Emma Plant contacted Croftburn Allotments in 2023, but after a delay to her work, again reached out to us in March 2024 to ask if we would be interested in taking part in her Pollinator Research and would like to use Croftburn Allotments as one of her Sampling Sites for her research.

Emma will be visiting once a month from April-September to collect data from those allotments that decided to join up and would share her research with us on a Communal Day and at the end of the year.

With great anticipation (due to a rather wet cancelled Communal Day) we had the pleasure of Emma Plant talk to Members about her research and what the intended goals were for her.

Emma met with us on the 4th May 2024 and her are a few notes from her discussion:

Emma is research Pollinator Diversity across Glasgow for her PHD and asking two main questions. 1. What is influencing Pollination? and 2. Do pollinators prefer certain plants? i.e. Exotic or other.

In order to answer these questions, Emma will be recording the percentage of native and non-native plants, taking data from key data loggers which measure light and temperature, carry out management surveys and look how the age of a plot affects the number of pollinators on it. In other research it is evident that established gardens have a higher degree of pollinators than newer or landscaped gardens.

Emma with do spot counts on plants and flowers and try to record what the dominant pollinator is for our site and what plants are attracting them, as pollinators extend further than the commonly held belief that Honey Bees are the only pollinators we have.
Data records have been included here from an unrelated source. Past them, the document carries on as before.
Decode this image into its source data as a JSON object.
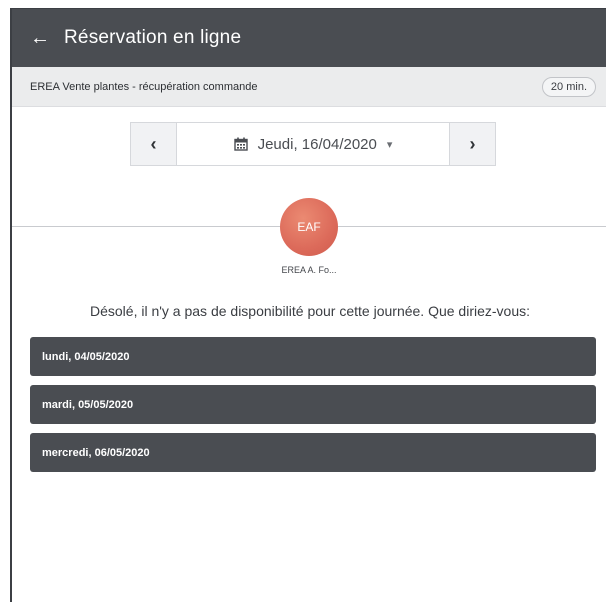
{
  "header": {
    "title": "Réservation en ligne",
    "back_icon": "arrow-left-icon"
  },
  "service": {
    "name": "EREA Vente plantes - récupération commande",
    "duration": "20 min."
  },
  "date_nav": {
    "prev_label": "‹",
    "next_label": "›",
    "current_date": "Jeudi, 16/04/2020",
    "calendar_icon": "calendar-icon",
    "chevron_icon": "chevron-down-icon"
  },
  "staff": {
    "initials": "EAF",
    "name": "EREA A. Fo...",
    "avatar_color": "#dc6a5a"
  },
  "message": "Désolé, il n'y a pas de disponibilité pour cette journée. Que diriez-vous:",
  "suggestions": [
    {
      "label": "lundi, 04/05/2020"
    },
    {
      "label": "mardi, 05/05/2020"
    },
    {
      "label": "mercredi, 06/05/2020"
    }
  ],
  "colors": {
    "header_bg": "#4a4d52",
    "subbar_bg": "#ebeced",
    "suggestion_bg": "#4a4d52",
    "avatar": "#dc6a5a"
  }
}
Currently there are Butterflies, Hover Flies, Bumble Bees and solitary bees as well as over 270 different species identified as pollinators. 

During her research she has counted 58 different pollinators in Glasgow and discovered two new species of Hover Fly last year (2023). Emma also spotted the Hairy Footed Flower Bee which is new to Glasgow too.

Ladybirds also featured, the local ‘7 spot’ ladybird should be protected as the more intrusive and non native Harlequin Ladybird has been steadily reducing the population of local ladybirds.

Should you be interested in assisting the bees, planting a lot of Spring flowering plants is key to helping them get a good start after a cold winter. Blossoming trees are great for bees too and Dandelions are turning out to be a friend to the early bees as well.

Should you be interesting in seeing Pollinators up close, visit the Instagram account ‘weemadbeesties’ (Click here) for Macro photos from around Glasgow of our little ‘wee beesties’. Emma is working with the photographer and will hopefully bring him along to see our site too.

Thank you to Emma for answer our questions and giving her time and we look forward to hearing all about the research as the year progresses.